Samstag, 18. Januar 2020

Umstrittenes Investment VW entscheidet über neue Türkei-Fabrik erst im Februar

Ob VW ein neues Werk im türkischen Manisa nahe Izmir baut, ist weiter offen. Kritik an dem Vorhaben wurde laut, weil die Menschenrechtslage in der Türkei als heikel gilt
picture alliance / dpa
Ob VW ein neues Werk im türkischen Manisa nahe Izmir baut, ist weiter offen. Kritik an dem Vorhaben wurde laut, weil die Menschenrechtslage in der Türkei als heikel gilt

Volkswagen lässt sich mit seiner Entscheidung über das umstrittene neue Werk in der Türkei noch mehr Zeit. Man werde frühestens ab der Mitte des ersten Quartals 2020 zu einer abschließenden Bewertung kommen, hieß es am Freitag aus Konzernkreisen in Wolfsburg.

Zuvor hatte die "Automobilwoche" berichtet, dass dies "nicht vor Februar" anstehe. Der Konzern hatte den Beschluss eigentlich schon für den Herbst 2019 geplant, wegen der Militäraktionen der Türkei in Nordsyrien dann aber auf Eis gelegt. Es gab Kritik an dem Vorhaben, ausgerechnet in einem Land mit heikler Menschenrechtslage eine neue Mehrmarken-Fabrik zu eröffnen. In China allerdings, wo die Menschenrechtslage nicht minder umstritten ist, produziert Volkswagen mittlerweile rund 40 Prozent des gesamten Konzernabsatzes.

Volkswagen stoppt Produktion in Algerien

Derweil teilte Volkswagen am Freitag mit, die Produktion in Algerien aufgrund der politischen Krise im Land vorerst auszusetzen. Auch Lieferungen an den Partner im Land, Sovac, seien ausgesetzt. Hintergrund sind Korruptionsermittlungen der algerischen Justiz auch gegen den Geschäftsführer von Sovac, Mourad Oulmi. Ermittlungen gegen Mitarbeiter der Volkswagen AG seien VW nicht bekannt.

Sovac ist seit zehn Jahren der offizielle Partner von Volkswagen im flächenmäßig größten afrikanischen Land. Seit 2016 betreibt der deutsche Autokonzern in einem gemeinsamen Joint Venture ein Montagewerk in Algerien, in dem 2018 etwa 50.000 Fahrzeuge montiert wurden. Algerien befindet sich zur Zeit in einer tiefen politischen Krise. Seit Februar kommt es zu Massenprotesten gegen die politische Führung.

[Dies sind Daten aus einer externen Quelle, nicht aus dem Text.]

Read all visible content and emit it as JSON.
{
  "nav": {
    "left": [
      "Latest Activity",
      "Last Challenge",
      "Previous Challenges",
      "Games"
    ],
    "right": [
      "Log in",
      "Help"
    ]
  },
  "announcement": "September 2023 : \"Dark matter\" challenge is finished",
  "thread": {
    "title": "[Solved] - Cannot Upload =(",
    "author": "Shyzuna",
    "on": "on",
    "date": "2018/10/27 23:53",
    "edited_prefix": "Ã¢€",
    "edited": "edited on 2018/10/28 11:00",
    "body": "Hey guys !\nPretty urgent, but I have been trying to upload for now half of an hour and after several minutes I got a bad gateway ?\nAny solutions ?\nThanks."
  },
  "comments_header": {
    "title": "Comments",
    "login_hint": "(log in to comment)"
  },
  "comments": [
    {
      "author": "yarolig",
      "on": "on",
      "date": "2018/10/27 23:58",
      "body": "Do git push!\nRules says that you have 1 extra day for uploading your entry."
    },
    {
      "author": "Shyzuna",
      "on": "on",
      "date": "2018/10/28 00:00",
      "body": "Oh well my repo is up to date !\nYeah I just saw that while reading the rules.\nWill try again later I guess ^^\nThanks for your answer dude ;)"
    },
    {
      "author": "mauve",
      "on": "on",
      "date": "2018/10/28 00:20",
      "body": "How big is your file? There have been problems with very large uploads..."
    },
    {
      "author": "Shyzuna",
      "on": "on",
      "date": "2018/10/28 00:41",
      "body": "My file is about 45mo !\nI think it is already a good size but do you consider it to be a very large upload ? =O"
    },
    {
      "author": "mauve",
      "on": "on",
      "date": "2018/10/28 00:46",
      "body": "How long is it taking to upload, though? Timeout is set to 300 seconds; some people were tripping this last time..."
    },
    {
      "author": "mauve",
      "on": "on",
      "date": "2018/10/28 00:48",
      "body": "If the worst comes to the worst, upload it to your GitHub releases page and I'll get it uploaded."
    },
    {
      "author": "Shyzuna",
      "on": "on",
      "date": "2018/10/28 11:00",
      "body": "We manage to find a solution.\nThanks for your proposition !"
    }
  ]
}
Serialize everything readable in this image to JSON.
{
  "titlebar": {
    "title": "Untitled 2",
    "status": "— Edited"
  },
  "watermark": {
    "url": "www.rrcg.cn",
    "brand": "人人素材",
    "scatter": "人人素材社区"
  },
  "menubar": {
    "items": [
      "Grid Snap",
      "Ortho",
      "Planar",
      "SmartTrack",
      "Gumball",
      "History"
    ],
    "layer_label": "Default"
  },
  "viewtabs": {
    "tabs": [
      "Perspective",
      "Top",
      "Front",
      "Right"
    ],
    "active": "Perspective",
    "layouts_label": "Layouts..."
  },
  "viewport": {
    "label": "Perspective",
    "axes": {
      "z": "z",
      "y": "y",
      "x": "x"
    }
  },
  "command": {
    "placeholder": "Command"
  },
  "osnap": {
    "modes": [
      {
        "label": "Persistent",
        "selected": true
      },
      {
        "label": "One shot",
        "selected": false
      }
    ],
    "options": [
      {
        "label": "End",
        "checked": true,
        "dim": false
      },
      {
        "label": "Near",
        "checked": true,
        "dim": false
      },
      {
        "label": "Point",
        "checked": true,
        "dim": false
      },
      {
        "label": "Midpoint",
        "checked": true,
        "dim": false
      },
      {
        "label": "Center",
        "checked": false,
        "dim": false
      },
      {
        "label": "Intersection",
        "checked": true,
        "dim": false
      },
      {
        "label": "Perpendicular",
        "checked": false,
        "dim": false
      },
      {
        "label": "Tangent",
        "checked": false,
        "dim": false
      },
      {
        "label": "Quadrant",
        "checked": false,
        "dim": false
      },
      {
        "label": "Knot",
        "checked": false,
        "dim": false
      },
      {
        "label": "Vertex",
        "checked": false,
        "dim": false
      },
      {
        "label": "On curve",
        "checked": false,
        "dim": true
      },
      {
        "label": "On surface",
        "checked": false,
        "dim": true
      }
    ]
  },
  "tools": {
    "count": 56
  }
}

Kippt der Türkei-Plan, könnten Niederlassungen in Osteuropa profitieren

Sollte es am Ende doch nicht auf den in Manisa nahe Izmir gelegenen Standort hinauslaufen, will VW ein schon bestehendes Werk entsprechend erweitern, aber keine komplett neue Standortsuche starten. In diesem Fall sollen Niederlassungen in Osteuropa gute Chancen haben - im Gespräch war unter Branchenbeobachtern zuletzt etwa Bratislava.

Der Konzern will unter anderem die Produktion des bisher in Emden hergestellten Passat und des Skoda Superb an einen anderen Ort verlagern. Zunächst hatten sich auch Rumänien und Bulgarien Hoffnung auf ein mögliches neues Volkswagen-Werk gemacht.

Eine Entscheidung über den Zuschlag wollte VW nach der ersten Verschiebung ursprünglich bis zum Jahreswechsel treffen. Mehrfach hatte es geheißen, man sei in "finalen" Gesprächen. Anfang Oktober gründete der Konzern eine türkische Tochtergesellschaft. Die Firma wurde ins Handelsregister eingetragen und mit einem Kapital von umgerechnet rund 164 Millionen US-Dollar ausgestattet.

Nötig wird das Werk unter anderem, weil VW den Umstieg in die E-Mobilität an deutschen Standorten beschlossen hat. Im sächsischen Zwickau ist die Produktion des Elektro-VW ID.3 Anfang November angelaufen. Die Werke in Emden und Hannover sollen folgen.